Madagascar : Une crise qui dure28/06/20022002Journal/medias/journalnumero/images/2002/06/une1770.jpg.445x577_q85_box-0%2C104%2C1383%2C1896_crop_detail.jpg

Dans le monde

Madagascar : Une crise qui dure

Partis de Paris dans un Falcon 900 à destination de Madagascar, douze mercenaires français ont été interceptés à Dar Es-Salaam par les autorités tanzaniennes. La France a formellement protesté par la voix du ministère des Affaires étrangères, disant qu'elle " ne saurait tolérer que son territoire soit utilisé pour des opérations de ce type ". Telle est la dernière péripétie de la crise malgache dans laquelle l'ancien dictateur Didier Ratsiraka, de passage à Paris, a été accusé d'être à l'origine de ce coup tordu qui a échoué.

Dans cette affaire, tout porte en effet à croire que l'ancien dictateur a bel et bien cherché à recruter des hommes de main pour encadrer ses milices, et ce avec la bienveillance du gouvernement français qui, malgré ses dénégations, n'a à aucun moment empêché le Falcon 900 de décoller de son sol. L'un des mercenaires à l'origine de l'opération est d'ailleurs un ancien adjudant-chef de la DGSE qui aurait déjà " travaillé " pour le président sénégalais Abdoulaye Wade pour mater une rébellion en Casamance, puis pour le dictateur congolais Sassou Nguesso, et se serait enfin retrouvé sous les ordres de Janou Lacaze, ancien chef d'état-major des armées françaises qui avait, un temps, vendu ses services au dictateur ivoirien Robert Gueï.

La solution de l'oua : un soutien déguisé à Ratsiraka ?

Censé trouver une issue à la crise politique malgache, le nouveau sommet africain d'Addis-Abeba du 22 juin dernier n'a pas vraiment débouché. Les chefs d'Etats de l'Organisation de l'unité africaine (OUA) n'ont toujours pas réussi à imposer une solution négociée aux deux prétendants du pouvoir malgache. Le premier, Marc Ravalomanana, président élu, peine à se faire reconnaître sur la scène internationale, tandis que le second, Didier Ratsiraka, l'ancien dictateur, bénéficie du soutien de l'OUA où siègent nombre de ses amis dictateurs tels le congolais Denis Sassou Nguesso ou encore le gabonais Omar Bongo, deux très bons " amis " de la France.

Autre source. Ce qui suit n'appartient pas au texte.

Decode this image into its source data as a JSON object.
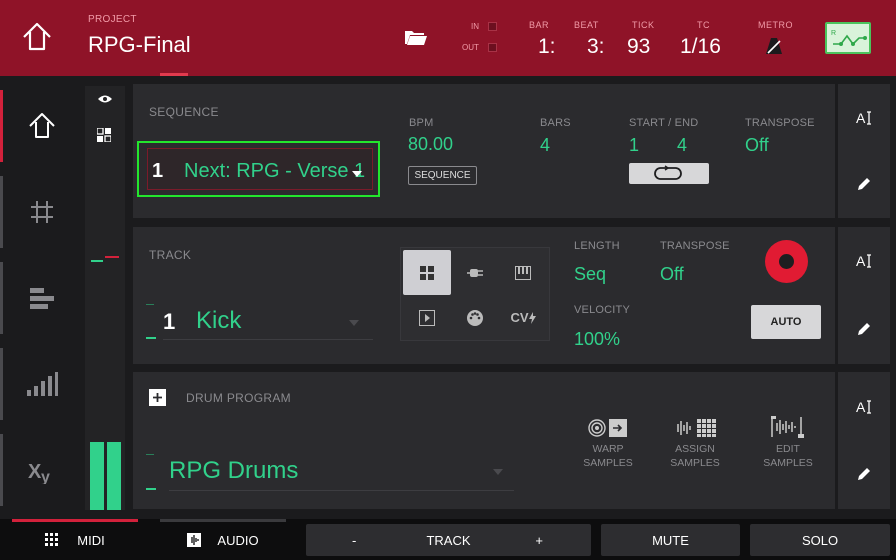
{
  "header": {
    "project_label": "PROJECT",
    "project_name": "RPG-Final",
    "in_label": "IN",
    "out_label": "OUT",
    "bar_label": "BAR",
    "bar_value": "1:",
    "beat_label": "BEAT",
    "beat_value": "3:",
    "tick_label": "TICK",
    "tick_value": "93",
    "tc_label": "TC",
    "tc_value": "1/16",
    "metro_label": "METRO"
  },
  "left_nav": [
    "home",
    "grid",
    "list",
    "levels",
    "xy"
  ],
  "sequence": {
    "label": "SEQUENCE",
    "number": "1",
    "name": "Next: RPG - Verse 1",
    "bpm_label": "BPM",
    "bpm_value": "80.00",
    "bpm_button": "SEQUENCE",
    "bars_label": "BARS",
    "bars_value": "4",
    "start_end_label": "START  /  END",
    "start_value": "1",
    "end_value": "4",
    "transpose_label": "TRANSPOSE",
    "transpose_value": "Off"
  },
  "track": {
    "label": "TRACK",
    "number": "1",
    "name": "Kick",
    "length_label": "LENGTH",
    "length_value": "Seq",
    "transpose_label": "TRANSPOSE",
    "transpose_value": "Off",
    "velocity_label": "VELOCITY",
    "velocity_value": "100%",
    "cv_label": "CV",
    "auto_label": "AUTO"
  },
  "program": {
    "label": "DRUM PROGRAM",
    "name": "RPG Drums",
    "warp_line1": "WARP",
    "warp_line2": "SAMPLES",
    "assign_line1": "ASSIGN",
    "assign_line2": "SAMPLES",
    "edit_line1": "EDIT",
    "edit_line2": "SAMPLES"
  },
  "bottom": {
    "midi": "MIDI",
    "audio": "AUDIO",
    "minus": "-",
    "track": "TRACK",
    "plus": "+",
    "mute": "MUTE",
    "solo": "SOLO"
  },
  "colors": {
    "header_red": "#8f1328",
    "accent_green": "#31d18b",
    "focus_green": "#23e62d",
    "record_red": "#e11b33"
  }
}
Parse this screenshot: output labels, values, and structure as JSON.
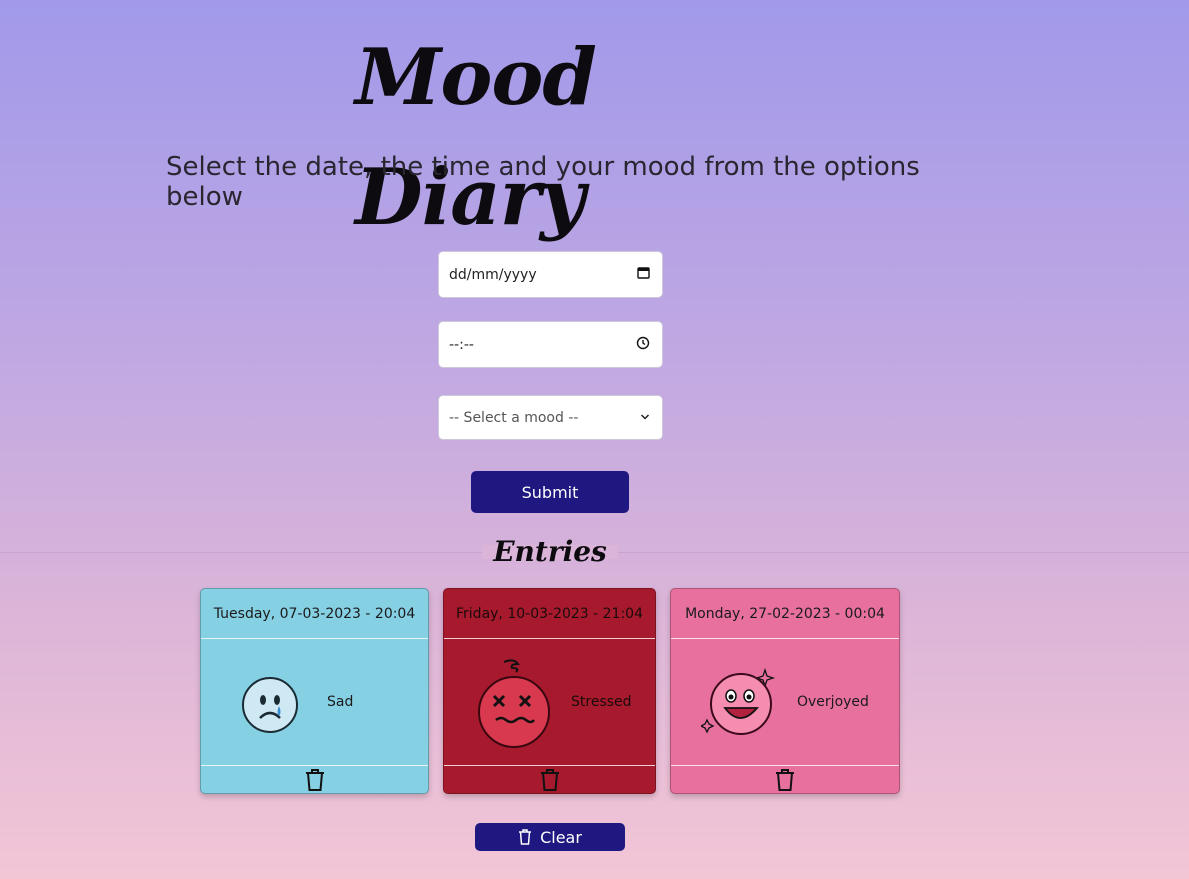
{
  "app": {
    "title": "Mood Diary",
    "subtitle": "Select the date, the time and your mood from the options below"
  },
  "form": {
    "date_value": "dd/mm/yyyy",
    "time_value": "--:--",
    "mood_value": "-- Select a mood --",
    "submit_label": "Submit"
  },
  "entries": {
    "title": "Entries",
    "items": [
      {
        "datetime": "Tuesday, 07-03-2023 - 20:04",
        "mood": "Sad",
        "color": "#85d0e3",
        "icon": "sad-face-icon"
      },
      {
        "datetime": "Friday, 10-03-2023 - 21:04",
        "mood": "Stressed",
        "color": "#a71a2d",
        "icon": "stressed-face-icon"
      },
      {
        "datetime": "Monday, 27-02-2023 - 00:04",
        "mood": "Overjoyed",
        "color": "#e7709e",
        "icon": "overjoyed-face-icon"
      }
    ],
    "clear_label": "Clear"
  },
  "colors": {
    "accent": "#1f1880",
    "background_top": "#a199ea",
    "background_bottom": "#f3c6d6"
  }
}
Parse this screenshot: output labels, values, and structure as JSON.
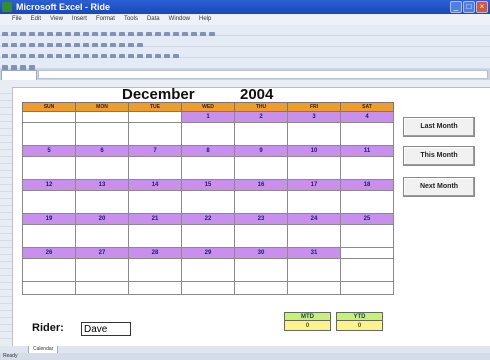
{
  "window": {
    "title": "Microsoft Excel - Ride"
  },
  "menu": [
    "File",
    "Edit",
    "View",
    "Insert",
    "Format",
    "Tools",
    "Data",
    "Window",
    "Help"
  ],
  "calendar": {
    "month": "December",
    "year": "2004",
    "weekdays": [
      "SUN",
      "MON",
      "TUE",
      "WED",
      "THU",
      "FRI",
      "SAT"
    ],
    "weeks": [
      [
        "",
        "",
        "",
        "1",
        "2",
        "3",
        "4"
      ],
      [
        "5",
        "6",
        "7",
        "8",
        "9",
        "10",
        "11"
      ],
      [
        "12",
        "13",
        "14",
        "15",
        "16",
        "17",
        "18"
      ],
      [
        "19",
        "20",
        "21",
        "22",
        "23",
        "24",
        "25"
      ],
      [
        "26",
        "27",
        "28",
        "29",
        "30",
        "31",
        ""
      ]
    ]
  },
  "buttons": {
    "last_month": "Last Month",
    "this_month": "This Month",
    "next_month": "Next Month"
  },
  "rider": {
    "label": "Rider:",
    "value": "Dave"
  },
  "totals": {
    "mtd_label": "MTD",
    "mtd_value": "0",
    "ytd_label": "YTD",
    "ytd_value": "0"
  },
  "sheet_tab": "Calendar",
  "status": "Ready"
}
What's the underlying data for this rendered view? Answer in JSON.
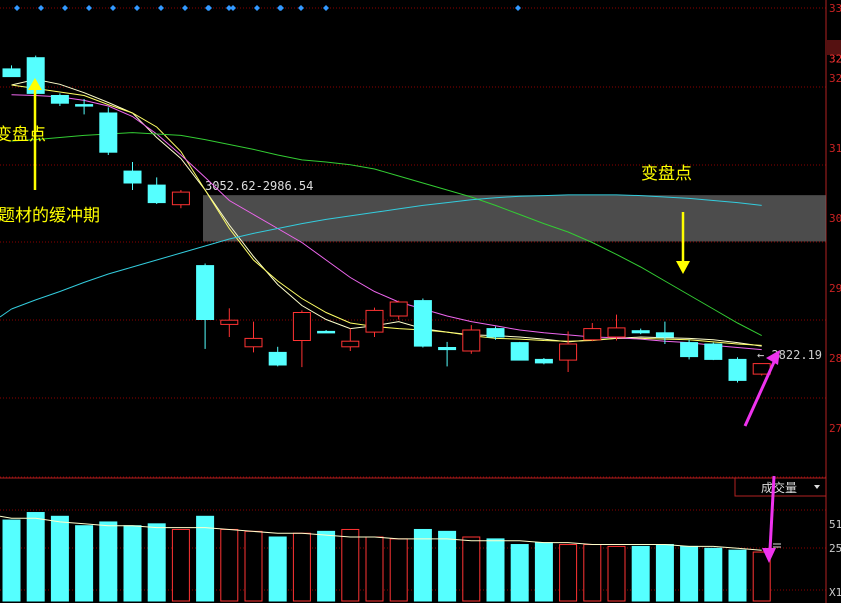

Pour les chefs d'Etats africains " les élections tenues à Madagascar le 16 décembre 2001 n'ont pas abouti à un gouvernement légalement et constitutionnellement établi ". Ils proposent donc l'organisation " d'élections libres et transparentes pour permettre au peuple malgache de choisir son dirigeant " sous le contrôle de l'ONU, de l'OUA et de l'Union européenne ; laissant vacant " le siège de Madagascar à l'OUA " jusqu'à ce qu'une " solution soit trouvée ". L'OUA se refuse ainsi à cautionner le coup de force électoral de Ravalomanana, d'ailleurs absent du sommet. Didier Ratsiraka, quant à lui, s'est immédiatement rangé à l'avis de l'OUA.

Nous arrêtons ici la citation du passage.